I don't understand how given
- $X$ is $m \times n$
$\Sigma$ is positive definite
$f=\theta^TX(\Sigma^{-1})^TX^T\theta$
How is $df/d\theta = 2X\Sigma^{-1}X^T\theta$.
I don't understand how given
$\Sigma$ is positive definite
$f=\theta^TX(\Sigma^{-1})^TX^T\theta$
How is $df/d\theta = 2X\Sigma^{-1}X^T\theta$.

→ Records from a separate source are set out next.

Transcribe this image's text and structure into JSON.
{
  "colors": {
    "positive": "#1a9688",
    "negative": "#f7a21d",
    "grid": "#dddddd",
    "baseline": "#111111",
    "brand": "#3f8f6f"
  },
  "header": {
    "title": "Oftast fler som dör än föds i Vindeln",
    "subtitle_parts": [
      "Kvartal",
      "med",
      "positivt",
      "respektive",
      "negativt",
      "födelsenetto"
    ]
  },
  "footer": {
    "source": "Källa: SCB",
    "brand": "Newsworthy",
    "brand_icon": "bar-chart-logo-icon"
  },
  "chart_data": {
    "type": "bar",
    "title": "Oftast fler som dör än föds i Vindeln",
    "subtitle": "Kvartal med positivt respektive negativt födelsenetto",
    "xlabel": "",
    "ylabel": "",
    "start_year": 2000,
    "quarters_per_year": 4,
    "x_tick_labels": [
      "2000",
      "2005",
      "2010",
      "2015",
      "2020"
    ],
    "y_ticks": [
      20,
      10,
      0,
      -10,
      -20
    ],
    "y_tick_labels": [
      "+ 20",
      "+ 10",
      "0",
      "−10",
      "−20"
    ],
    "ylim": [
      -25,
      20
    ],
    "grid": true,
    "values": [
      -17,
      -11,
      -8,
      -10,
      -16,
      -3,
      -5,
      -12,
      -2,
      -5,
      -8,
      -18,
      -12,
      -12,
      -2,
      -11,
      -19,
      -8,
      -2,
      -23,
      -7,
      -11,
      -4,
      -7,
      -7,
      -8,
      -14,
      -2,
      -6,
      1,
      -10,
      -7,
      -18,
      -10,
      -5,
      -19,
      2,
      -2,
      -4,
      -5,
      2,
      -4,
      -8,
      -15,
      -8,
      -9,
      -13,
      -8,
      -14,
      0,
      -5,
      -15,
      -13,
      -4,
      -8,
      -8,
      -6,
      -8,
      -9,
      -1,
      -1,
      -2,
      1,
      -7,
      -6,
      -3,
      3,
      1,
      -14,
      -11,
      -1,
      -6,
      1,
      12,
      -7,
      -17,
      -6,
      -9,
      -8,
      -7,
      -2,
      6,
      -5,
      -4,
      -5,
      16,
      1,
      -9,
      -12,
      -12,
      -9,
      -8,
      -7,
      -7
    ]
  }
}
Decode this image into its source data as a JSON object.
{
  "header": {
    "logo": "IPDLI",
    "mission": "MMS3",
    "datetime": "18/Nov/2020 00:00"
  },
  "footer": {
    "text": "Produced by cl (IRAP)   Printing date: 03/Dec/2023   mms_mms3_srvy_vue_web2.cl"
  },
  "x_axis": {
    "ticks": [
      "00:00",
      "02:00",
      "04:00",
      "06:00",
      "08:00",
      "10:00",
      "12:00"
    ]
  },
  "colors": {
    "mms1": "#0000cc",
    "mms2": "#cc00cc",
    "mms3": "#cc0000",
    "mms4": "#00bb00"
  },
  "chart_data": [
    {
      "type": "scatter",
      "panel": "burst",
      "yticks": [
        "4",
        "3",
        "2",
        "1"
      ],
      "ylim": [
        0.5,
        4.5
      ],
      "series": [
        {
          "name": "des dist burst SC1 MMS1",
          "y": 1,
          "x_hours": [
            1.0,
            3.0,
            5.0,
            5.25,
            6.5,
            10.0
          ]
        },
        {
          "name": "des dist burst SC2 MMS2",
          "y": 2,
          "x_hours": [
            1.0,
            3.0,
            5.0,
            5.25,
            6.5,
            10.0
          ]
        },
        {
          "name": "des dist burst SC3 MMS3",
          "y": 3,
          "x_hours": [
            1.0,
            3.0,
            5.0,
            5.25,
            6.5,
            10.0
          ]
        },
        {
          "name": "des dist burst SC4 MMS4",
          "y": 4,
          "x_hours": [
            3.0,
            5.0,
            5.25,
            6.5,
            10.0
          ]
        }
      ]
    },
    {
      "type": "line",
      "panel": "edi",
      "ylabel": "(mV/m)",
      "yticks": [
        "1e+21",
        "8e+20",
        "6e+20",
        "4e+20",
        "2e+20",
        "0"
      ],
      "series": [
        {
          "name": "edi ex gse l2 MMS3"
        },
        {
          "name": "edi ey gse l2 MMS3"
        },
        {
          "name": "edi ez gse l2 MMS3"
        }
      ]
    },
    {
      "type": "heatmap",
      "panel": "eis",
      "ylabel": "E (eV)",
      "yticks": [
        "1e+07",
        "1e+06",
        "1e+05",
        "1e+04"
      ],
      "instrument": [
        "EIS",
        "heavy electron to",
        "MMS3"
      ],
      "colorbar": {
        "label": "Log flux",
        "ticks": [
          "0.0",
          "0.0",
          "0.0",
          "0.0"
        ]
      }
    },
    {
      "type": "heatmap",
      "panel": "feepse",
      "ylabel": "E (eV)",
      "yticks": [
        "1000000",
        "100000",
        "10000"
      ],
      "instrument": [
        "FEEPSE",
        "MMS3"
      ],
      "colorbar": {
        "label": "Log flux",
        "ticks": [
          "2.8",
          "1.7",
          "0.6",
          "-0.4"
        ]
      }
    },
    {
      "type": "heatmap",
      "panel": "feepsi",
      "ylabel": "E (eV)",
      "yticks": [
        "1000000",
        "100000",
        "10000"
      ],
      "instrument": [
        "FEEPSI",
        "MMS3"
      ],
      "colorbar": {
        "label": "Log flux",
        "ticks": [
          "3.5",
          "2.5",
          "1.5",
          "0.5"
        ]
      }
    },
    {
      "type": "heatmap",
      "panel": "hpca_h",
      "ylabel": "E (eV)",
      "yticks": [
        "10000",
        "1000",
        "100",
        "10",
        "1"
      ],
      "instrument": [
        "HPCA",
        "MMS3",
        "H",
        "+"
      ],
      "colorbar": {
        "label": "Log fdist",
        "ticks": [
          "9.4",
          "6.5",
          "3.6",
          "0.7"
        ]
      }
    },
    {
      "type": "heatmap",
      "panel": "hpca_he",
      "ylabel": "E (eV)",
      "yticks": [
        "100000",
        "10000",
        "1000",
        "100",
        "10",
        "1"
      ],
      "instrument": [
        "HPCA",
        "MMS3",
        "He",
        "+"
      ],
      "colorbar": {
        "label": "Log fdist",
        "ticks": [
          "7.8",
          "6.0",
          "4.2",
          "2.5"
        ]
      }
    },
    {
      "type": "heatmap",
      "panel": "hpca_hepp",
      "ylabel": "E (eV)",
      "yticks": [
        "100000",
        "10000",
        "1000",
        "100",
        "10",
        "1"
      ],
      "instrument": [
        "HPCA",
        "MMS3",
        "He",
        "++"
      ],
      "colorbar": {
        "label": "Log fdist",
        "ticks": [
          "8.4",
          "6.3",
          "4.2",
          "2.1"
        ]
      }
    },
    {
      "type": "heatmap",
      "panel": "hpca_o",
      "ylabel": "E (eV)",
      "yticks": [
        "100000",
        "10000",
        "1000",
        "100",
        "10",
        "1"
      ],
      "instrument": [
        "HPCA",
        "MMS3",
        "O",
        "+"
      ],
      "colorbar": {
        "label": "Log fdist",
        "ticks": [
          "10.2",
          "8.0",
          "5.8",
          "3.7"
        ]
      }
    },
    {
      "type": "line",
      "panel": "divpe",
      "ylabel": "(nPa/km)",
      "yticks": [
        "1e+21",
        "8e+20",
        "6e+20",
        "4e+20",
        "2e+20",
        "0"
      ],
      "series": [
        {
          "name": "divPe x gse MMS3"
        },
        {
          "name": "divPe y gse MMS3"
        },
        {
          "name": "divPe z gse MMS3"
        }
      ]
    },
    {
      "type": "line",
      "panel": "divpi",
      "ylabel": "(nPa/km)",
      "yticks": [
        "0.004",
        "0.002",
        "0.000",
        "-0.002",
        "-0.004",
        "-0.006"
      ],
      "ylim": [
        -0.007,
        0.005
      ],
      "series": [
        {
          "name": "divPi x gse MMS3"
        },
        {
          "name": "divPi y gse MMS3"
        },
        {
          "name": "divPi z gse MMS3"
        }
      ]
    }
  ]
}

OK, here is how this works. Call $A = X (\Sigma)^{-T} X^T$ and note that $A^T=A$. Now we write the quadratic form $Q$ as
$$Q = \theta A \theta^T = \theta_i A_{ij} \theta_j = A_{ij} \theta_i \theta_j$$
Where summation convention is implied. Now, take the derivative with respect to $\theta_k$ to obtain
$$\begin{align} \frac{\partial Q}{\partial \theta_k} &= A_{ij} ( \frac{\partial \theta_i}{\partial \theta_k} \theta_j + \theta_i \frac{\partial \theta_j}{\partial \theta_k} ) \\ &= A_{ij} ( \delta_{ik} \theta_j + \theta_i \delta_{jk} ) \\ &= A_{kj} \theta_j + A_{ik} \theta_i \\ &= A_{kj} \theta_j + A_{jk} \theta_j \\ &= 2 A_{kj} \theta_j \\ \end{align}$$
which is equivalent to
$$\begin{align} \frac{\partial Q}{\partial \theta} &= 2 A\theta \\ &= 2 X (\Sigma)^{-T} X^T \theta \end{align}$$
I may give you some intuition to remember this matrix identity once and for all. Consider the quadratic form $Q$ as a simple single variable function of $\theta$. So $Q=A\theta^2$ and then take the derivative to get $2A\theta$. However, this is just for remembering and not actually presents what is happening.